As we have seen with some of our clients, and as you might possibly have seen, there are plenty of bad buyer-supplier relationships out there. Inconsistent pricing, poor service quality, frequent miscommunications, questionable deliverables – there are myriad things that can make a relationship “bad” between a supplier and buyer and a variety of bad supplier relationships. There is one thing that is consistent to them all, however, and that is that no one ever sets out to have a bad relationship from the start. No buyer wants their suppliers to dislike them, and no supplier wants to deliver bad service.

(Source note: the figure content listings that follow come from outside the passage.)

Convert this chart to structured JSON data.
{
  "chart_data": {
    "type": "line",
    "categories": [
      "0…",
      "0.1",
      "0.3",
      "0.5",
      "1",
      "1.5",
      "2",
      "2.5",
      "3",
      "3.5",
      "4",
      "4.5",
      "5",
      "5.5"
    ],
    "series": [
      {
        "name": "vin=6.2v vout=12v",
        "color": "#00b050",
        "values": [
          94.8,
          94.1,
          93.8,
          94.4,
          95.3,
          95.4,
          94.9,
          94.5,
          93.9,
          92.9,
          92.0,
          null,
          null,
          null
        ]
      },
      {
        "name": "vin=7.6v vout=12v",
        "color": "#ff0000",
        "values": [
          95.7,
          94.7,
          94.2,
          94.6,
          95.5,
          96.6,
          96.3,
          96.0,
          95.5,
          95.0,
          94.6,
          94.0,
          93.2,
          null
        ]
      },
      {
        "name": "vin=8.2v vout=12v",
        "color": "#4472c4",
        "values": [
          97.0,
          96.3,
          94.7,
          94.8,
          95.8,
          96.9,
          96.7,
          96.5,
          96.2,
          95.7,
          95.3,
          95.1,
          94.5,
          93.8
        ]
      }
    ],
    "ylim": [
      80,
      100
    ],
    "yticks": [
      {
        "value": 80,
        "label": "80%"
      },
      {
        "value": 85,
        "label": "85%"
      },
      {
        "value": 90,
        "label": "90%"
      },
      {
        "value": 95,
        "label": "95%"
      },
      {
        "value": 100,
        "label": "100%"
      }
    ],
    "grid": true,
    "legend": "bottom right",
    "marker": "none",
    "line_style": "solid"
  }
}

So where do bad relationships come from? Years and years of negligence and mistakes. Bad relationships do not appear, they are created. And here are some of the common ways they are made:
The Supplier Was The Wrong Choice From The Start
A house built on sand cannot stand. Every project, be it a construction project or a contract for office supplies, should have a solid foundation. If the initial market search does not identify all potential suppliers, if only three are identified just to fulfill an internal procurement policy, or (worst-case scenario) no supplier search is ever conducted, there is no guarantee that the best supplier has been identified. Only by identifying every supplier in the market space and vetting them to your specific requirements will you identify the best-fit supplier to your needs.

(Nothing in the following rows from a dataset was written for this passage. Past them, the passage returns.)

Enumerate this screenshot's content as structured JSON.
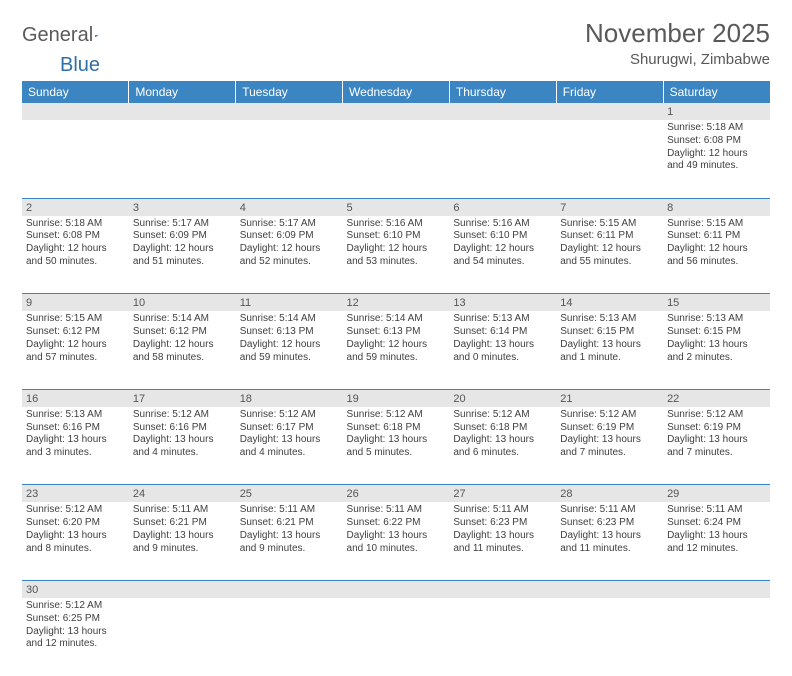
{
  "logo": {
    "part1": "General",
    "part2": "Blue"
  },
  "title": "November 2025",
  "location": "Shurugwi, Zimbabwe",
  "colors": {
    "header_bg": "#3b85c3",
    "header_text": "#ffffff",
    "daynum_bg": "#e6e6e6",
    "cell_border": "#3b85c3",
    "text": "#404040",
    "title_text": "#595959"
  },
  "day_headers": [
    "Sunday",
    "Monday",
    "Tuesday",
    "Wednesday",
    "Thursday",
    "Friday",
    "Saturday"
  ],
  "weeks": [
    {
      "nums": [
        "",
        "",
        "",
        "",
        "",
        "",
        "1"
      ],
      "cells": [
        null,
        null,
        null,
        null,
        null,
        null,
        {
          "sunrise": "5:18 AM",
          "sunset": "6:08 PM",
          "daylight1": "Daylight: 12 hours",
          "daylight2": "and 49 minutes."
        }
      ]
    },
    {
      "nums": [
        "2",
        "3",
        "4",
        "5",
        "6",
        "7",
        "8"
      ],
      "cells": [
        {
          "sunrise": "5:18 AM",
          "sunset": "6:08 PM",
          "daylight1": "Daylight: 12 hours",
          "daylight2": "and 50 minutes."
        },
        {
          "sunrise": "5:17 AM",
          "sunset": "6:09 PM",
          "daylight1": "Daylight: 12 hours",
          "daylight2": "and 51 minutes."
        },
        {
          "sunrise": "5:17 AM",
          "sunset": "6:09 PM",
          "daylight1": "Daylight: 12 hours",
          "daylight2": "and 52 minutes."
        },
        {
          "sunrise": "5:16 AM",
          "sunset": "6:10 PM",
          "daylight1": "Daylight: 12 hours",
          "daylight2": "and 53 minutes."
        },
        {
          "sunrise": "5:16 AM",
          "sunset": "6:10 PM",
          "daylight1": "Daylight: 12 hours",
          "daylight2": "and 54 minutes."
        },
        {
          "sunrise": "5:15 AM",
          "sunset": "6:11 PM",
          "daylight1": "Daylight: 12 hours",
          "daylight2": "and 55 minutes."
        },
        {
          "sunrise": "5:15 AM",
          "sunset": "6:11 PM",
          "daylight1": "Daylight: 12 hours",
          "daylight2": "and 56 minutes."
        }
      ]
    },
    {
      "nums": [
        "9",
        "10",
        "11",
        "12",
        "13",
        "14",
        "15"
      ],
      "cells": [
        {
          "sunrise": "5:15 AM",
          "sunset": "6:12 PM",
          "daylight1": "Daylight: 12 hours",
          "daylight2": "and 57 minutes."
        },
        {
          "sunrise": "5:14 AM",
          "sunset": "6:12 PM",
          "daylight1": "Daylight: 12 hours",
          "daylight2": "and 58 minutes."
        },
        {
          "sunrise": "5:14 AM",
          "sunset": "6:13 PM",
          "daylight1": "Daylight: 12 hours",
          "daylight2": "and 59 minutes."
        },
        {
          "sunrise": "5:14 AM",
          "sunset": "6:13 PM",
          "daylight1": "Daylight: 12 hours",
          "daylight2": "and 59 minutes."
        },
        {
          "sunrise": "5:13 AM",
          "sunset": "6:14 PM",
          "daylight1": "Daylight: 13 hours",
          "daylight2": "and 0 minutes."
        },
        {
          "sunrise": "5:13 AM",
          "sunset": "6:15 PM",
          "daylight1": "Daylight: 13 hours",
          "daylight2": "and 1 minute."
        },
        {
          "sunrise": "5:13 AM",
          "sunset": "6:15 PM",
          "daylight1": "Daylight: 13 hours",
          "daylight2": "and 2 minutes."
        }
      ]
    },
    {
      "nums": [
        "16",
        "17",
        "18",
        "19",
        "20",
        "21",
        "22"
      ],
      "cells": [
        {
          "sunrise": "5:13 AM",
          "sunset": "6:16 PM",
          "daylight1": "Daylight: 13 hours",
          "daylight2": "and 3 minutes."
        },
        {
          "sunrise": "5:12 AM",
          "sunset": "6:16 PM",
          "daylight1": "Daylight: 13 hours",
          "daylight2": "and 4 minutes."
        },
        {
          "sunrise": "5:12 AM",
          "sunset": "6:17 PM",
          "daylight1": "Daylight: 13 hours",
          "daylight2": "and 4 minutes."
        },
        {
          "sunrise": "5:12 AM",
          "sunset": "6:18 PM",
          "daylight1": "Daylight: 13 hours",
          "daylight2": "and 5 minutes."
        },
        {
          "sunrise": "5:12 AM",
          "sunset": "6:18 PM",
          "daylight1": "Daylight: 13 hours",
          "daylight2": "and 6 minutes."
        },
        {
          "sunrise": "5:12 AM",
          "sunset": "6:19 PM",
          "daylight1": "Daylight: 13 hours",
          "daylight2": "and 7 minutes."
        },
        {
          "sunrise": "5:12 AM",
          "sunset": "6:19 PM",
          "daylight1": "Daylight: 13 hours",
          "daylight2": "and 7 minutes."
        }
      ]
    },
    {
      "nums": [
        "23",
        "24",
        "25",
        "26",
        "27",
        "28",
        "29"
      ],
      "cells": [
        {
          "sunrise": "5:12 AM",
          "sunset": "6:20 PM",
          "daylight1": "Daylight: 13 hours",
          "daylight2": "and 8 minutes."
        },
        {
          "sunrise": "5:11 AM",
          "sunset": "6:21 PM",
          "daylight1": "Daylight: 13 hours",
          "daylight2": "and 9 minutes."
        },
        {
          "sunrise": "5:11 AM",
          "sunset": "6:21 PM",
          "daylight1": "Daylight: 13 hours",
          "daylight2": "and 9 minutes."
        },
        {
          "sunrise": "5:11 AM",
          "sunset": "6:22 PM",
          "daylight1": "Daylight: 13 hours",
          "daylight2": "and 10 minutes."
        },
        {
          "sunrise": "5:11 AM",
          "sunset": "6:23 PM",
          "daylight1": "Daylight: 13 hours",
          "daylight2": "and 11 minutes."
        },
        {
          "sunrise": "5:11 AM",
          "sunset": "6:23 PM",
          "daylight1": "Daylight: 13 hours",
          "daylight2": "and 11 minutes."
        },
        {
          "sunrise": "5:11 AM",
          "sunset": "6:24 PM",
          "daylight1": "Daylight: 13 hours",
          "daylight2": "and 12 minutes."
        }
      ]
    },
    {
      "nums": [
        "30",
        "",
        "",
        "",
        "",
        "",
        ""
      ],
      "cells": [
        {
          "sunrise": "5:12 AM",
          "sunset": "6:25 PM",
          "daylight1": "Daylight: 13 hours",
          "daylight2": "and 12 minutes."
        },
        null,
        null,
        null,
        null,
        null,
        null
      ]
    }
  ],
  "labels": {
    "sunrise_prefix": "Sunrise: ",
    "sunset_prefix": "Sunset: "
  }
}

The Supplier Never Had A Grasp On Expectations
Needs and expected performance are typically communicated to suppliers through a Statement of Work (SoW). While they appear simple on the surface, these documents should never be taken lightly. Situations involving a “bad supplier”, however, often involve a bad SoW. A good SoW should always include a high level description of the work expected as well as detailed discussions on the project’s objective, scope, deliverables & expectations, assigned resources & roles, schedules & timelines, and expected service levels. Failure to define any of these fields leaves room for a misunderstanding between a buyer and supplier, and leaves the buyer without recourse should they wish to hold the SoW against the supplier.

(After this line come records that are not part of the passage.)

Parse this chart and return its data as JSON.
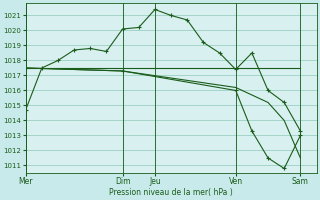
{
  "background_color": "#c8eaea",
  "plot_bg_color": "#d8f0f0",
  "grid_color": "#90c8b8",
  "line_color": "#1a5c1a",
  "xlabel": "Pression niveau de la mer( hPa )",
  "ylim": [
    1010.5,
    1021.8
  ],
  "yticks": [
    1011,
    1012,
    1013,
    1014,
    1015,
    1016,
    1017,
    1018,
    1019,
    1020,
    1021
  ],
  "xtick_labels": [
    "Mer",
    "Dim",
    "Jeu",
    "Ven",
    "Sam"
  ],
  "xtick_pos": [
    0,
    6,
    8,
    13,
    17
  ],
  "vlines": [
    0,
    6,
    8,
    13,
    17
  ],
  "xlim": [
    0,
    18
  ],
  "series": [
    {
      "x": [
        0,
        1,
        2,
        3,
        4,
        5,
        6,
        7,
        8,
        9,
        10,
        11,
        12,
        13,
        14,
        15,
        16,
        17
      ],
      "y": [
        1014.7,
        1017.5,
        1018.0,
        1018.7,
        1018.8,
        1018.6,
        1020.1,
        1020.2,
        1021.4,
        1021.0,
        1020.7,
        1019.2,
        1018.5,
        1017.4,
        1018.5,
        1016.0,
        1015.2,
        1013.3
      ],
      "markers": true
    },
    {
      "x": [
        0,
        6,
        13,
        17
      ],
      "y": [
        1017.5,
        1017.5,
        1017.5,
        1017.5
      ],
      "markers": false
    },
    {
      "x": [
        0,
        6,
        13,
        15,
        16,
        17
      ],
      "y": [
        1017.5,
        1017.3,
        1016.2,
        1015.2,
        1014.0,
        1011.5
      ],
      "markers": false
    },
    {
      "x": [
        0,
        6,
        13,
        14,
        15,
        16,
        17
      ],
      "y": [
        1017.5,
        1017.3,
        1016.0,
        1013.3,
        1011.5,
        1010.8,
        1013.0
      ],
      "markers": true
    }
  ]
}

The Supplier Was Never Managed
While SRM involves managing suppliers, that type of management is at a higher, partner-like level and reserved for those strategic partners whose goods and services are critical to an organization’s operation. Basic supplier management mainly involves performance monitoring – Are deliverables arriving on agreed-upon times and at agreed-upon prices? Are service levels where they are contractually obligated to be? – and communication with the supplier to rectify any gaps or issues.
This step is near-impossible if there is no contract, or the SoW issues from the previous section are present, but all suppliers should be managed to the extent the agreements and the SoW allow.
The Supplier Is Terrible
The fact of the matter is that a buyer can follow all proper procedures, identify a supplier that says all of the right things, structure a detailed and exacting agreement and SoW, and attempt to manage effectively, and still have a bad supplier relationship. Instances like this are rare, but can often mean the supplier is just a bad supplier. A poor-performing supplier that does not perform their obligations and refuses to communicate negatively affects the relationship, and often times the buyer’s fiscal standing, and leaves the buyer little recourse but to identify alternatives and plan an exit strategy.